Saturday, April 25, 2009

Grrrr. I've been miserable this week. I just can't figure everything out - somethings gotta give, but there's nothing that can. Trying to figure it all out is hard, it sucks.

First, there's work. Its busy. And the company has grown so big. There's so many more agents and offices now, but the admin department hasn't gotten any bigger. There's more and more work being put on us, and there's not enough hours in the day to get everything done. I come home miserable and stressed and that's not fair to the family.

Second, there's home. I get home from a crappy, busy, stressful day at work and there's so much to do here. Laundry piles up, kids toys are everywhere, no one listens to me, and there's so much work that needs to be done. We need a new screen door because the old one blew off in the windstorm the other day. Joey's bedroom ceiling needs to be fixed, we need a new hot water heater and the windows have to be replaced, and that's just the start of the list.

That brings up the third point. The one that makes me most bitter. Jason was called back to Walkers. Long story short, he had to quit and give up his call back rights so that he could stay in school. He received a severance package, which he had to report to EI. Now we're waiting to hear just how much EI will take from it, and it could possibly be every penny he got. That makes me angry.
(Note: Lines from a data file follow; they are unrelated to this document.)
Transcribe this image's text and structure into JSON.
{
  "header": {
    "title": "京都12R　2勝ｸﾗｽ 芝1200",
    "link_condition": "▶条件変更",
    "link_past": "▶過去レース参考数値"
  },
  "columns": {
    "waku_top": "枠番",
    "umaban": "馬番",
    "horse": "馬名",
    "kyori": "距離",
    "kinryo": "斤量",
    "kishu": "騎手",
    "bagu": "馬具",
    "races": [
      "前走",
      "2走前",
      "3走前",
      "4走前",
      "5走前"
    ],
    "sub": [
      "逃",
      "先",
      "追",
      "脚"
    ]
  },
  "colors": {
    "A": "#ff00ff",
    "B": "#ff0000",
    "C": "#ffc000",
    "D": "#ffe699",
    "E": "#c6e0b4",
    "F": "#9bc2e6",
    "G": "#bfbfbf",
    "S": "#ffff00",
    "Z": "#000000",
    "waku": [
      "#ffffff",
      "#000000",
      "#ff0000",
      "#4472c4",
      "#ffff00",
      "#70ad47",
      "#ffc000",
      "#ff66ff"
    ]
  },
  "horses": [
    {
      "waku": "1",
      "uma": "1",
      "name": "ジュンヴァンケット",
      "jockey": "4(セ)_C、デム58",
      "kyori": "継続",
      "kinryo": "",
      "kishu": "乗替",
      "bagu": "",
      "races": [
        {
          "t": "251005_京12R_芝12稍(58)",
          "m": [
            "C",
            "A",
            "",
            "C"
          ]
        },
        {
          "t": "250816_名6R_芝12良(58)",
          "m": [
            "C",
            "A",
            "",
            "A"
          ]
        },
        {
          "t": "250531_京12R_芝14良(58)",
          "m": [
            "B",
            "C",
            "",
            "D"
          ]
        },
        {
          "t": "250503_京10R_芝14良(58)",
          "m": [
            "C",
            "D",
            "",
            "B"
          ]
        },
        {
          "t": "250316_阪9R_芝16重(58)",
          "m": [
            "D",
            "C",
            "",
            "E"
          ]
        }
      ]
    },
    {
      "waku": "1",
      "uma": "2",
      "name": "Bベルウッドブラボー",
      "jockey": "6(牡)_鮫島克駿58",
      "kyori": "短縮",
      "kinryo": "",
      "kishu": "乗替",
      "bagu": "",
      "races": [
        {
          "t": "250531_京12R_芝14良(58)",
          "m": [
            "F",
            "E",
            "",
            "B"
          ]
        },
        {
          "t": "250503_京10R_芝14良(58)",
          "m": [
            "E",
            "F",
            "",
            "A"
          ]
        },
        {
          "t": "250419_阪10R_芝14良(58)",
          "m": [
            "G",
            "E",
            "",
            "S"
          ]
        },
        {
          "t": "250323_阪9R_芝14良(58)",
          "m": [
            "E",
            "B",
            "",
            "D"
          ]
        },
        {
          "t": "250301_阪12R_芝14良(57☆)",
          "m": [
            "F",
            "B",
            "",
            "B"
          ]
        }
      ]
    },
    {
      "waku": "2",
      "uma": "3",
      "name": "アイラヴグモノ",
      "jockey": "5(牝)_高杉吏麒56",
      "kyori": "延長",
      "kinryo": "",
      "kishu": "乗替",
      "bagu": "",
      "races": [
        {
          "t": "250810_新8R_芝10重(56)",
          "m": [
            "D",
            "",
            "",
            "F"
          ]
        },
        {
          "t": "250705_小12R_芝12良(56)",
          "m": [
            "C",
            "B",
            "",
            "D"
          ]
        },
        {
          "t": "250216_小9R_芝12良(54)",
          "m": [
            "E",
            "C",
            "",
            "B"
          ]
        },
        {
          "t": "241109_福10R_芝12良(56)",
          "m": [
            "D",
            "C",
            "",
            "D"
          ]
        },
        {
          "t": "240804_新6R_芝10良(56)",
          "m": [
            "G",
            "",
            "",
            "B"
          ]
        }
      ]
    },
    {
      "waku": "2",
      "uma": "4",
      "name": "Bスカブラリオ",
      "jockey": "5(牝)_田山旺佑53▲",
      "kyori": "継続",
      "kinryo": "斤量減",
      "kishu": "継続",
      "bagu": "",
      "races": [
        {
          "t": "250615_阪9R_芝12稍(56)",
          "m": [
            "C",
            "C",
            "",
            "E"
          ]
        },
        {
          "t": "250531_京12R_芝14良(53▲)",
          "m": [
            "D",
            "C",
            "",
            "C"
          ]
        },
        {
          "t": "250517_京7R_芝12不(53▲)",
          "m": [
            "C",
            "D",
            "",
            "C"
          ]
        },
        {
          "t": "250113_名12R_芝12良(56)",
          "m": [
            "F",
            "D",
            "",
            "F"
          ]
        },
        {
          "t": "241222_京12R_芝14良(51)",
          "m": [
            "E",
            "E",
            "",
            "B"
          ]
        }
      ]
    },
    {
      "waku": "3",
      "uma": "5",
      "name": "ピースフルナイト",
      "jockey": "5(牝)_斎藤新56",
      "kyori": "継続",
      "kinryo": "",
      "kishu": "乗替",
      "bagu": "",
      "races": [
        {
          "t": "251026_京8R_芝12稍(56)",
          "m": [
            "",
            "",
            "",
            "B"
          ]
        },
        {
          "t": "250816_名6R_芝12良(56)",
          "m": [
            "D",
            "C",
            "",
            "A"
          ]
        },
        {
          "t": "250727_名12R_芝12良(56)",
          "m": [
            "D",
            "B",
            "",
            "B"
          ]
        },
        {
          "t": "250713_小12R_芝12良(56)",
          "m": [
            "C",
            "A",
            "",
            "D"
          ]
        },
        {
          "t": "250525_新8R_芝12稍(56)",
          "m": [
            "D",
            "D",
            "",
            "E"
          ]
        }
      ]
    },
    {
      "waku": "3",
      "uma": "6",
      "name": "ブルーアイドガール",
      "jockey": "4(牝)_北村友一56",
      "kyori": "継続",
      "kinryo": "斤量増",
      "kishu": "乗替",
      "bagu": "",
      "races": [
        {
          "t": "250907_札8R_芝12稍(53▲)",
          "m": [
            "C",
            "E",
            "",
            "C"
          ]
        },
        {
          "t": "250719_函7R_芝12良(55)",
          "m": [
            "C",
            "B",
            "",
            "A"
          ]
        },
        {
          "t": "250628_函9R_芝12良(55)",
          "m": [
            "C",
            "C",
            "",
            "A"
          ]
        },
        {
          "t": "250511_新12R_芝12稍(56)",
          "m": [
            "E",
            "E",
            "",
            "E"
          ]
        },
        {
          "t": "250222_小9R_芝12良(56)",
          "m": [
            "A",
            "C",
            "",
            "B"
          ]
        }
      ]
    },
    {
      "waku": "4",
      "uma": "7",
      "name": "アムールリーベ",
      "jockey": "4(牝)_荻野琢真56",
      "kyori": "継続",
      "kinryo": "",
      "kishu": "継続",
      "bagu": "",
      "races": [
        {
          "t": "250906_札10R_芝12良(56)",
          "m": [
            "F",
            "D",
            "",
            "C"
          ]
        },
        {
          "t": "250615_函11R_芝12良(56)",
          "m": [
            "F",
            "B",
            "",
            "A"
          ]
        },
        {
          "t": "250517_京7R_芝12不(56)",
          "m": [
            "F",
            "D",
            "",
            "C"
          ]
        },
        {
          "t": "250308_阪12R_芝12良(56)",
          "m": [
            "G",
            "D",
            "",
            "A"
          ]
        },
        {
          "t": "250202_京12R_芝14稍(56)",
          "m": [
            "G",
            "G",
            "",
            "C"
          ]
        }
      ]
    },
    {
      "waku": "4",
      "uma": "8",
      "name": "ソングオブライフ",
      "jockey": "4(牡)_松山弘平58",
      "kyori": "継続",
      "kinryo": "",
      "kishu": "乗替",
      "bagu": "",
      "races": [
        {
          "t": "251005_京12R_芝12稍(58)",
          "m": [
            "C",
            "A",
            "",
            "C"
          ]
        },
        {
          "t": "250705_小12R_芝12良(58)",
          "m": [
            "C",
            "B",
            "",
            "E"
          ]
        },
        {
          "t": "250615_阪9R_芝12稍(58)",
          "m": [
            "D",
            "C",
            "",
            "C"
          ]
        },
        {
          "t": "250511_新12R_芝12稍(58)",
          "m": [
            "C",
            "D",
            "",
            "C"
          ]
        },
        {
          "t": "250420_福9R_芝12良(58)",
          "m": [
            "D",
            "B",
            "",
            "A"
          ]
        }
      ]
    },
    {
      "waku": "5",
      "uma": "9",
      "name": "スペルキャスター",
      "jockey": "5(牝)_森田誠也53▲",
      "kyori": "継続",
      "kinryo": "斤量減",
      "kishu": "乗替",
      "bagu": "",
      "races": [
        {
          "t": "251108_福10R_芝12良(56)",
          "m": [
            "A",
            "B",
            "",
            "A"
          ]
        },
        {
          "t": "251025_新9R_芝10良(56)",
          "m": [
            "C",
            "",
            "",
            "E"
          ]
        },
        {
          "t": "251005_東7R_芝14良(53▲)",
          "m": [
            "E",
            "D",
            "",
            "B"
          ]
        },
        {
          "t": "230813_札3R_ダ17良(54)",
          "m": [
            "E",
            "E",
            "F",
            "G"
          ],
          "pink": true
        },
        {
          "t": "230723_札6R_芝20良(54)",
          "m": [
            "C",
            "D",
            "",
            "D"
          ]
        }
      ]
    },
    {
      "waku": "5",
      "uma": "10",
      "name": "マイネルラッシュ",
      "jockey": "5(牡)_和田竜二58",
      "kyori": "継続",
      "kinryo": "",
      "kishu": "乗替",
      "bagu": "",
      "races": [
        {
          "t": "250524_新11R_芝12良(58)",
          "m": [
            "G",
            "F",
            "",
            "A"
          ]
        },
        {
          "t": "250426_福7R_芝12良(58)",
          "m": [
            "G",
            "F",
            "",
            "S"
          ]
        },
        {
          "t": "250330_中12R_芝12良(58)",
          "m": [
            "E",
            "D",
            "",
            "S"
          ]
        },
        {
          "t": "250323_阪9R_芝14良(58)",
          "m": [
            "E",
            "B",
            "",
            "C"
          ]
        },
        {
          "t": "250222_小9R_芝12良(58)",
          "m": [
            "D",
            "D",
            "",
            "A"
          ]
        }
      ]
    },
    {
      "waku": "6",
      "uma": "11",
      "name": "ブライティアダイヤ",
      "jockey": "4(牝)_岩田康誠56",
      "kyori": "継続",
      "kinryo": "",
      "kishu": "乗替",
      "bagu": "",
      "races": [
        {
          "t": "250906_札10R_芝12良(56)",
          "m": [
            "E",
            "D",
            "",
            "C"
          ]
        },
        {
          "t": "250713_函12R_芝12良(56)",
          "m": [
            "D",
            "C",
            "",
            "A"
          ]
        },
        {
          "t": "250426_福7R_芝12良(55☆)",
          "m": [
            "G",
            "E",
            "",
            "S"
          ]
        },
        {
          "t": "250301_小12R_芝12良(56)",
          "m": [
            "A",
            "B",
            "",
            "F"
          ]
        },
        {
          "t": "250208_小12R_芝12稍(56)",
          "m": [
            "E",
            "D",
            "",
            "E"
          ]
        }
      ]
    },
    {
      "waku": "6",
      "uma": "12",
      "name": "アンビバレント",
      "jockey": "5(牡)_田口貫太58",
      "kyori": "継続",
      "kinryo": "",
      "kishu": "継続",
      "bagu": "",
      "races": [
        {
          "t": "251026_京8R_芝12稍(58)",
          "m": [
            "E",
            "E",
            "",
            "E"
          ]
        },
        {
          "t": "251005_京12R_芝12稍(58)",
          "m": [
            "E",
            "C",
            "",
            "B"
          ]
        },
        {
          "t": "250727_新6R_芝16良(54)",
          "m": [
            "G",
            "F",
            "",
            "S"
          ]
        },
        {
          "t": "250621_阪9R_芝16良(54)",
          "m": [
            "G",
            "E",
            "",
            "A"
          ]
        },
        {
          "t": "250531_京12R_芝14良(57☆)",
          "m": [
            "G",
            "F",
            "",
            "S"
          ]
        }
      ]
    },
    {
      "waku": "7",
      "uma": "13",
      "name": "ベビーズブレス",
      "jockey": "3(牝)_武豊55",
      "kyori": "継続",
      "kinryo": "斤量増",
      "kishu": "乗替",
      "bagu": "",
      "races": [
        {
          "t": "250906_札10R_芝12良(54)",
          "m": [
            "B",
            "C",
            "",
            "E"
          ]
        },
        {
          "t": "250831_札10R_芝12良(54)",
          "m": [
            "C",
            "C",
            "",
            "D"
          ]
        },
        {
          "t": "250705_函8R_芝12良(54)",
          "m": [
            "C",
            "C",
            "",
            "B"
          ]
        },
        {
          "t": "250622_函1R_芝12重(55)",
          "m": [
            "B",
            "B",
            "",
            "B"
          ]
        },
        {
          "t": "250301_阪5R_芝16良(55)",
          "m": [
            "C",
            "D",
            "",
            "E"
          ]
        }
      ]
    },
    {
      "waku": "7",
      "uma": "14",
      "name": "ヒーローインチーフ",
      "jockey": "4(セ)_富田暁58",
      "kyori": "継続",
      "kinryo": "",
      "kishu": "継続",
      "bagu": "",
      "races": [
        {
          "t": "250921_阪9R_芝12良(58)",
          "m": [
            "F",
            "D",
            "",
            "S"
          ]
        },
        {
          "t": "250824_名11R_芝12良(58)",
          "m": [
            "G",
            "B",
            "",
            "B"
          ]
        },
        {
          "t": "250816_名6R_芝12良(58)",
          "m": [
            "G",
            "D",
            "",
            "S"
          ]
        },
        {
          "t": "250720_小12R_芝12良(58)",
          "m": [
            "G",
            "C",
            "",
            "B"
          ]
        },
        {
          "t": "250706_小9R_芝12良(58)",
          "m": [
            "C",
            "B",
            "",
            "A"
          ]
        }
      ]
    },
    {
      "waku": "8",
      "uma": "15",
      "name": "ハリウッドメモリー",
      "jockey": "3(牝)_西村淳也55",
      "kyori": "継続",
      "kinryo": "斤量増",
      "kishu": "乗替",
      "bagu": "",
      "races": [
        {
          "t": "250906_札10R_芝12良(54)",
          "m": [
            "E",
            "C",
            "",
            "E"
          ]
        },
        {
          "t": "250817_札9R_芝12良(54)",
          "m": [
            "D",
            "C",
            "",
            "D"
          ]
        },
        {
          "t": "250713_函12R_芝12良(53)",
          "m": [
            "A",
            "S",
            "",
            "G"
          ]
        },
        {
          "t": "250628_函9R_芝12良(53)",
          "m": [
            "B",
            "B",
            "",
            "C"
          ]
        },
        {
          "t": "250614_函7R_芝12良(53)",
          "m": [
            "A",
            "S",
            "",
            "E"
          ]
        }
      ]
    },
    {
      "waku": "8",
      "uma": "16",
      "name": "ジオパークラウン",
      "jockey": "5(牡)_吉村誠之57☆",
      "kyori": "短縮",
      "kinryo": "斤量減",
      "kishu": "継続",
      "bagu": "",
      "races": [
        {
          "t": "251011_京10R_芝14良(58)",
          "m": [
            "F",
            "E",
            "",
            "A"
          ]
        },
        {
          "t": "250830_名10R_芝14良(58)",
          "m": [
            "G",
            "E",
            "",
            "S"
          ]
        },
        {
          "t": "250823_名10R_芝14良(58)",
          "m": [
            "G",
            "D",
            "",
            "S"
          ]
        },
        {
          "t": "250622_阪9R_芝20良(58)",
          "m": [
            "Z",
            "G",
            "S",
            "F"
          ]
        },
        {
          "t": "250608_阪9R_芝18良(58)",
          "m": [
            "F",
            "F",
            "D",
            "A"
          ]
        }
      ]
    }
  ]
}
Really angry. Jason is the one who worked there - not the government - so he should get the money. But just because he chose to go to school rather than get another job, he is being penalized. I'm livid, and I don't understand it. We're always struggling, week to week, paycheque to paycheque. Then when we actually get a little bit of money the government is there with its hand out. We'll never get any farther ahead. And this sucks.

So that's why I'm miserable. I'm giving 150% at work, and even more than that at home, but it still doesn't feel like its enough. There's not enough hours in the day, and I can't be cloned, so I have to figure out what to do. I doubt that I can cut my hours at work since its so crazy, but I don't want to do it anymore. If I have to put my all into something, I want it to be my family and my home, not my job. But I can't just quit because I like to think that my job is somewhat secure and stable. With Jason going to school, I need security. I know that if the kids get sick or I need to take a day off, I can do that at Remax. But on the flip side of it, if I go somewhere else I may take a cut in pay, but maybe I'd get benefits and more than 2 weeks vacation. I honestly don't know what to do, and I hate it.

I'll figure it out. Winning the lottery would be wonderful right now, or finding out that there really is a cleaning fairy. If you see her flying around, send her over asap.

1 comment:

Ken said...

Ready for this? All you can do is just what your doing, bitching about it and keep going. You'll not believe this but things will get better. Look at what you do have and not what you don't, this is just a time in your life you'll get thru and be the stronger for it. I owned a few different business and the best thing in that is screwing the tax man and keeping more of what I busted my ass for. When I worked for others my take home pay wasn't enough to take home, hang in there you'll be OK.